Mom and Dad have always kept their day-to-day accounts in the same bank. It was, for years and years First Virginia Bank. Then First Virginia was absorbed by BB&T, which was in turn fused with SunTrust to create Truist. The larger the bank became, the more "efficiencies" and "consolidation" led them to close branch after branch, until the nearby branch where my folks did business for decades was sloughed off. There's another a few miles further away, and while not as convenient, it's fine.
When Dad died last year, we kept Mom's checking account, and closed Dads', folding that money into a money market account. There wasn't a point in her having two checking accounts, and getting some interest on that money seemed the prudent thing to do. Truist was offering a four percent "introductory" yield on their money market, so we put the money there.
That lasted a couple of months, at which point the rate dropped to just under two percent. Not great, but not nothing for a liquid asset, and an introductory rate is what it is.
Last month, as I reviewed Mom's finances, I noted that Truist had lowered that rate again, this time to 0.01 percent. Zero point zero one. Or rather, it had "been adjusted, at our discretion, to our standard rate."
This isn't an interest rate. It's functionally nothing. Given market conditions and money market yields at other institutions, it is, to use the technical financial term, total garbage. You offer an interest bearing account, then fail to provide anything other than illusory interest. It's all part of their terms and conditions, of course, which makes clear that Truist can lower your rate to the minimum floor for any reason at all.
Anything significantly under two percent right now is noncompetitive and substandard, and that interest was providing Mom with a week-worth of groceries every month. Given that Mom hates to deal with that stuff...we trundled off to talk with a human about it.
The bank branch manager was pleasant enough, and helpful. A few quick taps on his keyboard, and the rate was changed back to two percent. I asked, directly: "Why would you randomly apply a substandard rate?" He gave a clearly rehearsed song and dance about needing to pay staff, to which I said, "So, what you're saying is, it's about profit maximization?" He assented that this was the case.
I then asked if the rate would be dropped again. He said it probably would...there are Truist algorithms that do that for them automatically...but that it could be corrected at any time, and we just need to check our monthly reports diligently.
He then suggested that, if we had other assets we could move into that account, we could guarantee that it didn't ever change, because if we were premium customers we would be immune to ever being adjusted to the "standard rate."
"At what level would that be the case?" I asked.
At $250,000, he said.
We thanked him for his time, and we left.

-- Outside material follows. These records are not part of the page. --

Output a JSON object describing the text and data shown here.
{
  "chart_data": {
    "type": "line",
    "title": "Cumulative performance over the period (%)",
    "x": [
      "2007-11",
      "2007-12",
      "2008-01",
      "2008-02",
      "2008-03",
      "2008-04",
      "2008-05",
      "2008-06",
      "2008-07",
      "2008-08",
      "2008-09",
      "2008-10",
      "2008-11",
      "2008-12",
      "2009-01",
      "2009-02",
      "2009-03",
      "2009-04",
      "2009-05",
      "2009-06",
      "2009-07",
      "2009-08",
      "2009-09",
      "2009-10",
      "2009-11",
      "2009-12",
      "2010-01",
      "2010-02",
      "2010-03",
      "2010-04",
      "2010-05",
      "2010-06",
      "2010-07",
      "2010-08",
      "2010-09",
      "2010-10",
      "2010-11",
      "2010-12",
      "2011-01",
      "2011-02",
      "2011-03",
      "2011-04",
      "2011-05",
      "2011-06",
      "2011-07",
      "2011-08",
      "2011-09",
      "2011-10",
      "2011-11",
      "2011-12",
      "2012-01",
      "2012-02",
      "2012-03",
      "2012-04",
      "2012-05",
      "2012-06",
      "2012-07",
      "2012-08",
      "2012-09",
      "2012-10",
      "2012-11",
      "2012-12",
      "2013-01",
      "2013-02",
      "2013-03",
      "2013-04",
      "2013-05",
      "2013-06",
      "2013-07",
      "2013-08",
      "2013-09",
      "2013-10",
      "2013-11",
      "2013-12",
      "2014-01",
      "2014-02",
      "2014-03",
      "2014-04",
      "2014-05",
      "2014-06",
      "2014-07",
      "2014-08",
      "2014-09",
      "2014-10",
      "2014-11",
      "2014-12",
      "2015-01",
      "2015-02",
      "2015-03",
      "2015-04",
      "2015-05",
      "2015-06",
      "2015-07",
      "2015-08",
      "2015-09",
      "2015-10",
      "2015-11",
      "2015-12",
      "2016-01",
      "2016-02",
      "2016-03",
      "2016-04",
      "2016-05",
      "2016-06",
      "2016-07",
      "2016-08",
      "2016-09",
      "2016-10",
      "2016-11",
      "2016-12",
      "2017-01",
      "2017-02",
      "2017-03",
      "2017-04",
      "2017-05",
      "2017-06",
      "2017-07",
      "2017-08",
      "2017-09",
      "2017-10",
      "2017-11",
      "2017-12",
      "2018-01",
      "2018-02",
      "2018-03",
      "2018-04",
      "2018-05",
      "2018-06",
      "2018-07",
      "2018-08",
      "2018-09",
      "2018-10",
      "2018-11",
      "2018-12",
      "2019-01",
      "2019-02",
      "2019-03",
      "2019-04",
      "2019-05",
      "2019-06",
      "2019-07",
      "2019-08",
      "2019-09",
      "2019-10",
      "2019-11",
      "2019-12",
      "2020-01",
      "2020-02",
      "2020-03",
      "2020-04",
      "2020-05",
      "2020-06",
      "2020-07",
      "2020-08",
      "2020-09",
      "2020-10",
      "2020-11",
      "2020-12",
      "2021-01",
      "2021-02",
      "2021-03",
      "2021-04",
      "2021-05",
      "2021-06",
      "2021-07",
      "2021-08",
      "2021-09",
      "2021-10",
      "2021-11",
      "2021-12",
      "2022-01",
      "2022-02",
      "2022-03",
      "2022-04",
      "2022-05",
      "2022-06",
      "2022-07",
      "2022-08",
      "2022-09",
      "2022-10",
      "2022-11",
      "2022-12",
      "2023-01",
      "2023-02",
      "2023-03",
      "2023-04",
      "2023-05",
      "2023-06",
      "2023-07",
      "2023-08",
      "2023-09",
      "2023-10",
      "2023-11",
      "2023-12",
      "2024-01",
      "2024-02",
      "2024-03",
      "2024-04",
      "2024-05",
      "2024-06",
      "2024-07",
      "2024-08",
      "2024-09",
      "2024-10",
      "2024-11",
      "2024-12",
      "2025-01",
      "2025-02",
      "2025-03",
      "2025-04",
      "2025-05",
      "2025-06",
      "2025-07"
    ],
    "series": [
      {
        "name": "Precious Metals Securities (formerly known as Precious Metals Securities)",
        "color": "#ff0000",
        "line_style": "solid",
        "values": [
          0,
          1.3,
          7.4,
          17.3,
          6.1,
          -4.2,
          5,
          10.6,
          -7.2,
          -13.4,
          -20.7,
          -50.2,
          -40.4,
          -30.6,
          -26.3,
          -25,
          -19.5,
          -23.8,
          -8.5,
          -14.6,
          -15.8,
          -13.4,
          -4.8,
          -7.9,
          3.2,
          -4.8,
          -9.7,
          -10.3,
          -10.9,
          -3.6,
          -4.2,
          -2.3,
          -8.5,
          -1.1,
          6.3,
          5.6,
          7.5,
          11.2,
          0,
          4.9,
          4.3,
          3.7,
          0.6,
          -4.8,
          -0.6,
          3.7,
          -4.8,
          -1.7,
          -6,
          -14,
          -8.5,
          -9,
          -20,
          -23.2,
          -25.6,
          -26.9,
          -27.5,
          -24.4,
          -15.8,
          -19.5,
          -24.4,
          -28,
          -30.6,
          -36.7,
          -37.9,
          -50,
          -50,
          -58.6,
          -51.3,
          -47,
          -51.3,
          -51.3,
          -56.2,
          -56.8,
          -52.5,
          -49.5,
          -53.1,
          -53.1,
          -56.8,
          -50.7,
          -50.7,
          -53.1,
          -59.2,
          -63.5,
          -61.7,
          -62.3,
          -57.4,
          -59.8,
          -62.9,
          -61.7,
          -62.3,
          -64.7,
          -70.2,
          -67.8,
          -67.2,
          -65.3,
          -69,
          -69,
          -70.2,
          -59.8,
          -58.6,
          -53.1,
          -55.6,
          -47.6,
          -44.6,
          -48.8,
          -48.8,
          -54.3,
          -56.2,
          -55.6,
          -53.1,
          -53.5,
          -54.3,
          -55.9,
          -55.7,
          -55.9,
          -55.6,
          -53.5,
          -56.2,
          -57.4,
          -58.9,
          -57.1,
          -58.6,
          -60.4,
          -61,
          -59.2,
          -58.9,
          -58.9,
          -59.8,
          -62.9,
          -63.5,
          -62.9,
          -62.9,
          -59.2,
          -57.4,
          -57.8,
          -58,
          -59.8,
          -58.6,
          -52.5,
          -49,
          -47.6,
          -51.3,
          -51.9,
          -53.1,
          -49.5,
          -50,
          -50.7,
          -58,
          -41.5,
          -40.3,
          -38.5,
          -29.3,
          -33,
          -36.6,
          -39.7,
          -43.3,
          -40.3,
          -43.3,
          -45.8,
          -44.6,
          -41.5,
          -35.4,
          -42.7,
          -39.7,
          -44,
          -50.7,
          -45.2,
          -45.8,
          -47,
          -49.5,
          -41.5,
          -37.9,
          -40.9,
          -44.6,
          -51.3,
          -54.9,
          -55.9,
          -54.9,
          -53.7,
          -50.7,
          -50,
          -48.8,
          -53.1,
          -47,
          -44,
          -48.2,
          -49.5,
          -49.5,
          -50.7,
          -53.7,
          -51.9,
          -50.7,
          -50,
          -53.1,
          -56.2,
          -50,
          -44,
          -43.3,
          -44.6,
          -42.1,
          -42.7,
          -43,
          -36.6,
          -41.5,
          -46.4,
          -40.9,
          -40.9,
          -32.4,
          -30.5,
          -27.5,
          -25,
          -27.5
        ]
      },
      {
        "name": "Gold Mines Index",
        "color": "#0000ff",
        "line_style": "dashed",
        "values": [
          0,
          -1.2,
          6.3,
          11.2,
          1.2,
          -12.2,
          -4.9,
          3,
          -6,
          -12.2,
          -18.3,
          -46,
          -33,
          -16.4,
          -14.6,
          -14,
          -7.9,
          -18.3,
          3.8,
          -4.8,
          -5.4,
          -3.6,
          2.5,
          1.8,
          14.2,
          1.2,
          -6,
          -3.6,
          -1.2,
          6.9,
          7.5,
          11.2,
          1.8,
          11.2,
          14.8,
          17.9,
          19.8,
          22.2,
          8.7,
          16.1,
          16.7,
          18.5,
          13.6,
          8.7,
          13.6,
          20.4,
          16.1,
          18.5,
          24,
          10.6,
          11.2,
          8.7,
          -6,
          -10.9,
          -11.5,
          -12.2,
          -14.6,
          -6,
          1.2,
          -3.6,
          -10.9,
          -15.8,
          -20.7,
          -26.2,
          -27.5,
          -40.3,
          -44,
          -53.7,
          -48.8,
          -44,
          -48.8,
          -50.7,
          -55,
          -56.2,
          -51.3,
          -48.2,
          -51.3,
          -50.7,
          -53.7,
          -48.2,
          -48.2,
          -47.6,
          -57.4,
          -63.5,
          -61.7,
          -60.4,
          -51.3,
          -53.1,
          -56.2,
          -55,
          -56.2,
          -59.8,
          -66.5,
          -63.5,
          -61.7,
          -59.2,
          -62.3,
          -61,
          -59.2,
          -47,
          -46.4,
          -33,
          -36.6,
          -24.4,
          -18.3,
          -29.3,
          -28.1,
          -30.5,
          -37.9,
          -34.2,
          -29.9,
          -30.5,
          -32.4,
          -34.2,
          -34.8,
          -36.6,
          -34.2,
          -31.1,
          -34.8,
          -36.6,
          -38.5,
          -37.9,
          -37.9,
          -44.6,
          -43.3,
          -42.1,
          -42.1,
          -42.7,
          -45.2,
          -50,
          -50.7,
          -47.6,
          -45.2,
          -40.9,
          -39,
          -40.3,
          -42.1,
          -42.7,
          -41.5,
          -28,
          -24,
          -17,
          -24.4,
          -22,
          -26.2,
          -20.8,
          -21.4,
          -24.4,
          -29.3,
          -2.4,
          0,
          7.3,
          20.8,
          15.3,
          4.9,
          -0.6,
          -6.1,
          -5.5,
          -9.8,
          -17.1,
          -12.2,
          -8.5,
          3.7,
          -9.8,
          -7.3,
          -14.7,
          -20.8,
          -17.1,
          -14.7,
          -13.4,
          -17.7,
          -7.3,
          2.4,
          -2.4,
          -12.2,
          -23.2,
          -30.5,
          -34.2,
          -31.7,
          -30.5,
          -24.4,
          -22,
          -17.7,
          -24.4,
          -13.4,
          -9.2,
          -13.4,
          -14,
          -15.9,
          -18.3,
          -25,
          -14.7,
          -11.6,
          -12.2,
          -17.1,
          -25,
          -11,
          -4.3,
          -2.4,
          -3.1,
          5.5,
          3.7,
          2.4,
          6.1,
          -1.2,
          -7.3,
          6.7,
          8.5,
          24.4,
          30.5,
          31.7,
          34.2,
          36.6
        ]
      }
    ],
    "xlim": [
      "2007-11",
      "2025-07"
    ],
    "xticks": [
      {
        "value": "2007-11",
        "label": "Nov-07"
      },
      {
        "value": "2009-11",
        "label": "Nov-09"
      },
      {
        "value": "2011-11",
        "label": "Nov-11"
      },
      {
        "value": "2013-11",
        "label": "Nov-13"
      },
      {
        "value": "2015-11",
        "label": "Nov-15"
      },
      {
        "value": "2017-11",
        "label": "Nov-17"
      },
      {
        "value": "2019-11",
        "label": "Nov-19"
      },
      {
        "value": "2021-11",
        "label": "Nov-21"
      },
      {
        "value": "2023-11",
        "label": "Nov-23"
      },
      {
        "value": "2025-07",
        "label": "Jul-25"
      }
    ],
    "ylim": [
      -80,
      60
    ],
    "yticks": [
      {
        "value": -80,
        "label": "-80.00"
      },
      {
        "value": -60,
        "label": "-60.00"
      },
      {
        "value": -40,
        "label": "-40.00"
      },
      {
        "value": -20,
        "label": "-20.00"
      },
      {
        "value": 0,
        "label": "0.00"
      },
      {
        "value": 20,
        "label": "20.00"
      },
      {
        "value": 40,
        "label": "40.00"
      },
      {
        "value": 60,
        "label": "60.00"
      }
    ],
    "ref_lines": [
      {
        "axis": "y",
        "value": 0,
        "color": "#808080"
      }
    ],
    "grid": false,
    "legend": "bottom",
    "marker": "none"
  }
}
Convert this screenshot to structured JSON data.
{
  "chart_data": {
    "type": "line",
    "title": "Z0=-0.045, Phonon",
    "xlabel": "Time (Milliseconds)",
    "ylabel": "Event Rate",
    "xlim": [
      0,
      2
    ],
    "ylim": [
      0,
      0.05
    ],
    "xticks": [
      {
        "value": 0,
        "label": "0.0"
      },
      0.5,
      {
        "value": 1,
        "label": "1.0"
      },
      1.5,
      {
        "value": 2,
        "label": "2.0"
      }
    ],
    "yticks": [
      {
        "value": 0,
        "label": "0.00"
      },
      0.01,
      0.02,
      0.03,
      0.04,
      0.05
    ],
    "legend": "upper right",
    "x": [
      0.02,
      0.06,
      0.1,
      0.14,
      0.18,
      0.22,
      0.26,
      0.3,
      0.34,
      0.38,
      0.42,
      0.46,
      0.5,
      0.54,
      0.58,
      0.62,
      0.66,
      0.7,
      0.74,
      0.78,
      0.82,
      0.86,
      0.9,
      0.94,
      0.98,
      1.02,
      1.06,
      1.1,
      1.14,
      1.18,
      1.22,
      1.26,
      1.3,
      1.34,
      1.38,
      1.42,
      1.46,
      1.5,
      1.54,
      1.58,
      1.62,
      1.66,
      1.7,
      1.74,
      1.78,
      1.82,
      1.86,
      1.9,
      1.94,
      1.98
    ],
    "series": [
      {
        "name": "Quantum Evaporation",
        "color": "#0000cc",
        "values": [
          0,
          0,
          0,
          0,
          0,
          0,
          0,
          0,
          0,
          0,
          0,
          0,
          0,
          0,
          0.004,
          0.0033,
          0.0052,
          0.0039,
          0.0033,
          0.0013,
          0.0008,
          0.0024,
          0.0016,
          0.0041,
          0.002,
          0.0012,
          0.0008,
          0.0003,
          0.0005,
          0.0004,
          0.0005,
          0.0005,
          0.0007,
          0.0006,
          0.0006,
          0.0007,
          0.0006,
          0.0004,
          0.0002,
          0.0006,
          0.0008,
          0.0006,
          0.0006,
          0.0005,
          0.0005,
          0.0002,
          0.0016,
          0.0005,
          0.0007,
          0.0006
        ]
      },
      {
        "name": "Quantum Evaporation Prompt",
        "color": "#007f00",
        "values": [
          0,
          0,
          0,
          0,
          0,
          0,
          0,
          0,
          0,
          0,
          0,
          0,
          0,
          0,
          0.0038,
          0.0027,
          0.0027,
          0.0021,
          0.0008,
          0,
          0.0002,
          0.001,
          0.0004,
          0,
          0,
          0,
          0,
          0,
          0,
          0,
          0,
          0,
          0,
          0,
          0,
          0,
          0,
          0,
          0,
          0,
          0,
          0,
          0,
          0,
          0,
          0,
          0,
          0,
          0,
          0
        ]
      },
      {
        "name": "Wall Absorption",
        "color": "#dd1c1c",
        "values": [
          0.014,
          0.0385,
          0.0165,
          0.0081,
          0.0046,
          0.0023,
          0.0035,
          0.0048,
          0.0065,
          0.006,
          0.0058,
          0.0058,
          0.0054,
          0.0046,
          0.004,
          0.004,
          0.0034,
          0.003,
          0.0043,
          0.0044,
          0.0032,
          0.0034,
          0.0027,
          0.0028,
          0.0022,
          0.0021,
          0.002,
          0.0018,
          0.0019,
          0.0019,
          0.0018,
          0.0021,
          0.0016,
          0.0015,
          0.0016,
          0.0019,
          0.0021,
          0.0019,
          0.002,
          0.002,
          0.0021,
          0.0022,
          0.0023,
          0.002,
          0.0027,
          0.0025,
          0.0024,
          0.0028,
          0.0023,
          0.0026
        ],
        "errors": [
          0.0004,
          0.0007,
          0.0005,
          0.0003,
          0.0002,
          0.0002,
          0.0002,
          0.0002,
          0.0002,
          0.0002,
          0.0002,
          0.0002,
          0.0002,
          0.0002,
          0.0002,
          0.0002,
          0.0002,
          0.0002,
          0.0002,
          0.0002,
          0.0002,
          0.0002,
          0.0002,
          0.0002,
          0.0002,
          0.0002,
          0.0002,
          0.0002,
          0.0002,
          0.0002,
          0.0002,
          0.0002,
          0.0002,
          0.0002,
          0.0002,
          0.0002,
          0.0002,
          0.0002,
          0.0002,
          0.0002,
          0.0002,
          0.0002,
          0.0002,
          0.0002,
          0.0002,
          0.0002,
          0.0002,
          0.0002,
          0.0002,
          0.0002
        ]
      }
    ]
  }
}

So, to sum up: Truist, one of the ten largest banks in the country, will randomly penalize customers with less than $250,000 in total assets in order to maximize their profits. Those customers will be provided with a level of service and return that is both substandard and fundamentally unpredictable. And sure, you get an out if you're "premium." But as only 10% of American households have $250,000 in total assets, that means that Truist has chosen to extract the most profit from the 90%, while favoring a small minority of wealthy individuals.
This was, in a single exchange, everything wrong with modern banking and globalized capitalism.
In reducing the incentive to save, and destroying the capacity of a significant supermajority of Americans to build generational wealth through savings, this sort of corporate policy sabotages a healthy society in the name of quarterly returns.